Drift
“Drift Net is an interactive performance exploring the concept of the blogging phenomenon. The performance uses unconventional instruments to interact with a performer’s body and the movement of the body is translated into quantitative data that manifest via the elements of sound, light and video. In collaboration with performers Rizman Putra, aspidistrafly, light artist Fujimoto Takayuki, sound artists Daito Manabe, Satoshi Horii, Motoi Ishibashi and web & print designer Torrance Goh. More at http://www.driftnet.sg. “
It is usually quite difficult to access the type of works that cross disciplines – in this case between sit-down theatre, sound art, performance art, multimedia projections – but the director of Drift Net, Ka Fai made it seem quite easy. The scenes crossed beautifully and seamlessly like fleeting day dreams, immersing the spectator in surround sight and sound. As the performance blurp suggested, the work seems to be about the internet, how it transcends global boundaries and affects how lives, personas are recorded and lived.

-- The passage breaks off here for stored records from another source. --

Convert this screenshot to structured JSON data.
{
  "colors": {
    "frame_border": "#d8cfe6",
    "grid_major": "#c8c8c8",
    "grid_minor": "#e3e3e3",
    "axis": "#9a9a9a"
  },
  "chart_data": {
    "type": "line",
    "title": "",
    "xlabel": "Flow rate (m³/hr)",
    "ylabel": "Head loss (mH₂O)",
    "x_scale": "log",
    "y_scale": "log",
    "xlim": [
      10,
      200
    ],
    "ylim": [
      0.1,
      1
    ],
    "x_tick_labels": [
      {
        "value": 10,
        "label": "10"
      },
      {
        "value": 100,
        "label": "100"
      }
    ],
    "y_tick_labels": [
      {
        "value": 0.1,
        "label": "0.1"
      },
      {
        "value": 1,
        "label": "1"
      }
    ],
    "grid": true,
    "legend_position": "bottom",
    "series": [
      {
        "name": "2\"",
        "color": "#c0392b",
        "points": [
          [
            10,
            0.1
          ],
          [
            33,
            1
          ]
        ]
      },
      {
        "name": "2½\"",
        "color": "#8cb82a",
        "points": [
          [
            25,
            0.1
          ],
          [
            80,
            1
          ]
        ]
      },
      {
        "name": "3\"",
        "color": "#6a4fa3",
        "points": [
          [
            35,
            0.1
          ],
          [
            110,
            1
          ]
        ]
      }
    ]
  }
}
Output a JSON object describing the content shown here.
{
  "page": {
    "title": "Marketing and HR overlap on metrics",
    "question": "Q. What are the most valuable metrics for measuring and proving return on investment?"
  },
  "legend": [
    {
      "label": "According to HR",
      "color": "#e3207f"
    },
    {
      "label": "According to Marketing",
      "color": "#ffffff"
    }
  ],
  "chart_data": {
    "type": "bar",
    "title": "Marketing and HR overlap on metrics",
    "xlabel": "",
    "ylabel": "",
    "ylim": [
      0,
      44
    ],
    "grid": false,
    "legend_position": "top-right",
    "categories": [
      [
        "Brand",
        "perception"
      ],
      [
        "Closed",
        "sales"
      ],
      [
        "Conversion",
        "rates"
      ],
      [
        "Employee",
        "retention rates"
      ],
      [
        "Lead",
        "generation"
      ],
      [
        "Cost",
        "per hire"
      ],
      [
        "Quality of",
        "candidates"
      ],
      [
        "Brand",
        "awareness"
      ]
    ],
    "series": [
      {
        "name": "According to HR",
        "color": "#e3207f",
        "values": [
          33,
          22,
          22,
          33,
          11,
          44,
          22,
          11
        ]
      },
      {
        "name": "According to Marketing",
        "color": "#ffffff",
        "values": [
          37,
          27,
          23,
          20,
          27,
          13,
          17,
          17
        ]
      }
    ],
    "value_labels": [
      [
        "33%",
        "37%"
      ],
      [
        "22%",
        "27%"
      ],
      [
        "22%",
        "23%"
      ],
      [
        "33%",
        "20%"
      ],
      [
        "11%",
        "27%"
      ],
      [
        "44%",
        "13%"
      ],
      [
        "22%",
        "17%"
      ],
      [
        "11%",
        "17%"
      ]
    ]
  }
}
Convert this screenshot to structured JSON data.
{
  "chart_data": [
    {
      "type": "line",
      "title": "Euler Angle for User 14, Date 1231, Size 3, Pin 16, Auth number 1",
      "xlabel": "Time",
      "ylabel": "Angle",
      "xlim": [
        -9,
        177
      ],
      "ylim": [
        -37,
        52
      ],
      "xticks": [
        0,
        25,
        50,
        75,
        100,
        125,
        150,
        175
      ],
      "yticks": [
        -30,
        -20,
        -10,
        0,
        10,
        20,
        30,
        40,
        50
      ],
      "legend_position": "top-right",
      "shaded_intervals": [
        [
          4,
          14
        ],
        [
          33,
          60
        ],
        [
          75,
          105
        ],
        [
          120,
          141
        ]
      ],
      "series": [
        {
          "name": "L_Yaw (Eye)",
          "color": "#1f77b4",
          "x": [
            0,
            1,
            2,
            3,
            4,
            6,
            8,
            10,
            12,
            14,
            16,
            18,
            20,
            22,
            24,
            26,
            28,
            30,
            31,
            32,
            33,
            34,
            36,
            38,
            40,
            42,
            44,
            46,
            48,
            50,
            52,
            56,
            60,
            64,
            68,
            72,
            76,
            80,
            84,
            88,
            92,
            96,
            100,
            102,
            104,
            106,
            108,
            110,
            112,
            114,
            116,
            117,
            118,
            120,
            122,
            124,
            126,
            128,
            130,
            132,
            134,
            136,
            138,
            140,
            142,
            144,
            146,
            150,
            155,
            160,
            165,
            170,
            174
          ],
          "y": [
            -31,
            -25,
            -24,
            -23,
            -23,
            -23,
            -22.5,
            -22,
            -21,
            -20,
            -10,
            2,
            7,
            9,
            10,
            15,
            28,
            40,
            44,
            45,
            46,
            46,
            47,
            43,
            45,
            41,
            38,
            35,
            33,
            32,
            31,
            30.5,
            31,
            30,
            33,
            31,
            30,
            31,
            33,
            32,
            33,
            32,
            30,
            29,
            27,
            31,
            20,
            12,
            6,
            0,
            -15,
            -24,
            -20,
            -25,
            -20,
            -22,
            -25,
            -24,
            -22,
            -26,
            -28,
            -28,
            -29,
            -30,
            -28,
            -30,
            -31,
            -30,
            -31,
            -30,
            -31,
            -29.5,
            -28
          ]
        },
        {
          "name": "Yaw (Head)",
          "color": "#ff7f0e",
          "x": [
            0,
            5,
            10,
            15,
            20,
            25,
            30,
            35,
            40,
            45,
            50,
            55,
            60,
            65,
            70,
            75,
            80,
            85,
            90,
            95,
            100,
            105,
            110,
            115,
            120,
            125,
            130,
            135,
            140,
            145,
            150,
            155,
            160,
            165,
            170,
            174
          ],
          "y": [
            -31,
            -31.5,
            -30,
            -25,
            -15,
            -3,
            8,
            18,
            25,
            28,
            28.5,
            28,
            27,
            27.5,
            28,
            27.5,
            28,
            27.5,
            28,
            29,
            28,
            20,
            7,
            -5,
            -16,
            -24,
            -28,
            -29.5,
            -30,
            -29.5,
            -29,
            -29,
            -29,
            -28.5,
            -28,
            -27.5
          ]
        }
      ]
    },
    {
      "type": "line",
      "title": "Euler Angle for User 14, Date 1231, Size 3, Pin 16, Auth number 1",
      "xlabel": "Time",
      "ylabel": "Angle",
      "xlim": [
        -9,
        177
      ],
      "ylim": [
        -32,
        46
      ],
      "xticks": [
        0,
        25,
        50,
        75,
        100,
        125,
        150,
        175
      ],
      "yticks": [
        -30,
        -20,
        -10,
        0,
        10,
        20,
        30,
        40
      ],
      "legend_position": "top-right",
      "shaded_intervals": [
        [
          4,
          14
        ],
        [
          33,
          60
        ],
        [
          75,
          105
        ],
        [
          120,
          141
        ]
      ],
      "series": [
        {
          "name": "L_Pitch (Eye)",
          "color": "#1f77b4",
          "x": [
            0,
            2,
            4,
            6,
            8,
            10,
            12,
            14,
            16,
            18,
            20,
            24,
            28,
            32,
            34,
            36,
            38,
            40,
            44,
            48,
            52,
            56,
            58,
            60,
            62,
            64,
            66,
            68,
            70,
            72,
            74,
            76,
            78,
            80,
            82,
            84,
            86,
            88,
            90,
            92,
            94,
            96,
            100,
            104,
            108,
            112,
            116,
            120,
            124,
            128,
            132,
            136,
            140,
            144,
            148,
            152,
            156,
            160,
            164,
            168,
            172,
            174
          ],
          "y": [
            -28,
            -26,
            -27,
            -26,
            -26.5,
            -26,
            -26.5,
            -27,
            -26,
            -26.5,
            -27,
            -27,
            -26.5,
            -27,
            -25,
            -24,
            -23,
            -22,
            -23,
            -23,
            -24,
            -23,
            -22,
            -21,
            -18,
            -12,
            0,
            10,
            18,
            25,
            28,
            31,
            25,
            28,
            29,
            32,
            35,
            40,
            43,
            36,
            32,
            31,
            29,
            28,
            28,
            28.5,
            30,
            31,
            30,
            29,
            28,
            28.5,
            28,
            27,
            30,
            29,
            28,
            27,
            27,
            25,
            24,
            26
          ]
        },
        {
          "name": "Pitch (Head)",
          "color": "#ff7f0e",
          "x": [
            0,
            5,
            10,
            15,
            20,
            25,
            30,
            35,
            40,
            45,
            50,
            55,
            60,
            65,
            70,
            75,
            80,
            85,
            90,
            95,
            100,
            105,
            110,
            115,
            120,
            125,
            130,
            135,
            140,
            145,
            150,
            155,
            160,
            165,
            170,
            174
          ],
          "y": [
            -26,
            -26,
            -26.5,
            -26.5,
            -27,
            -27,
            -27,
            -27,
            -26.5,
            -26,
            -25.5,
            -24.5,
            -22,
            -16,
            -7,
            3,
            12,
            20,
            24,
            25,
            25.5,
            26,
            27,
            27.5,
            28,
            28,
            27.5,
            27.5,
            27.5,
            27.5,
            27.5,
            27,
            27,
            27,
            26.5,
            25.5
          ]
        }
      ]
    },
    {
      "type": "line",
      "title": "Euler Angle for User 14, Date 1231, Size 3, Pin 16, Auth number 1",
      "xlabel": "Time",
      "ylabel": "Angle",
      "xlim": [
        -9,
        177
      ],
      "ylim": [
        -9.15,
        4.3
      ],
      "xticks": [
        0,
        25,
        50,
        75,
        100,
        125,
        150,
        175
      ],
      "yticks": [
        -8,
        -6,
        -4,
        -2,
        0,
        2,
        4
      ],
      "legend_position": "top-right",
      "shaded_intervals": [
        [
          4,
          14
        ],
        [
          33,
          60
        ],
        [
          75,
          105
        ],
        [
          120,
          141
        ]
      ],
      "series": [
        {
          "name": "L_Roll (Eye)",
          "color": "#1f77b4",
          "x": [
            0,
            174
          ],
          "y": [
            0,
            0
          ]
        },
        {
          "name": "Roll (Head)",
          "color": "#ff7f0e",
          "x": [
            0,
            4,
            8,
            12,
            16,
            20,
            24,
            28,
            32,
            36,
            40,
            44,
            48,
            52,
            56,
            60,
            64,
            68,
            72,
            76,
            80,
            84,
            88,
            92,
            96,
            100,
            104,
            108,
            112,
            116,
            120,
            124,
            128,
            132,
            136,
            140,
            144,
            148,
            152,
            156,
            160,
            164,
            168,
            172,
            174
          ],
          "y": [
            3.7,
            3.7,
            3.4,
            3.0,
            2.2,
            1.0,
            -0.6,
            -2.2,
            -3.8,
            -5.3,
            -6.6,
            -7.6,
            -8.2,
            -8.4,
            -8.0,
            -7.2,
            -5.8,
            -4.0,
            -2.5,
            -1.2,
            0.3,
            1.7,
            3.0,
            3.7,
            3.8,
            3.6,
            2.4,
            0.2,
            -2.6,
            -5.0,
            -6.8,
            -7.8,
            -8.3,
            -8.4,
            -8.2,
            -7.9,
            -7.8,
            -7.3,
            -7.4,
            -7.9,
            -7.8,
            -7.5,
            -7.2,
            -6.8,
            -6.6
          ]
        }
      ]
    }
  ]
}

Perhaps this is what a multi-media performance, something which I imagine requires tremendous collaboration between the parties/techies involved, should be like. In the traditions of American visual artist Laurie Anderson, the mode of presentation connects with the subject matter, and us ‘digital immigrants’ or ‘digital natives’.
The impressive work puts together some of the most spectacular lighting sequences with LED lights, detailed mind-blowing HD projections on 6 screens (I think), live-action by performance artist Rizman Putra and electronic music to jolt brain waves. The memorable scene was the circular burst of LED lights, creating a ‘stop motion’ like strobe of the actor’s shadow. Perhaps choreographed with a particular narrative in mind, The audience shouldn’t have problem delving into their own experiences of the internet, to complement the artists’ impressions and screen grabs of teenage (angst) blogs. These revealed a particular psyche, which I felt like a trespasser. I did wonder if I belonged to the audience group the director had in mind, and if it was important at all that I felt this way.
On a really elemental level, the visual imagery was quite literal: running in the forest or beach to perhaps suggest freedom, the performer Rizman putting on different personal effects to suggests myriad of assumed identities on the internet.
The ending was perhaps too conclusive, and the soothing emotional live singing and acoustic guitar play, that suggested a sense of ‘loss’. It makes the work a lovely piece about ‘loss’ and ‘lament’, without touching on problems or solutions. The work is like an observation or survey, an artist’s insight into a particular phenomenon, nothing more. Like a visual poetry in motion through performance, projection lights and sound, the work has it’s beautiful moments, and instances of punctuation.
6 of 10 stars
Till Mar 31, Saturday. Tickets sold out for Friday Mar 30.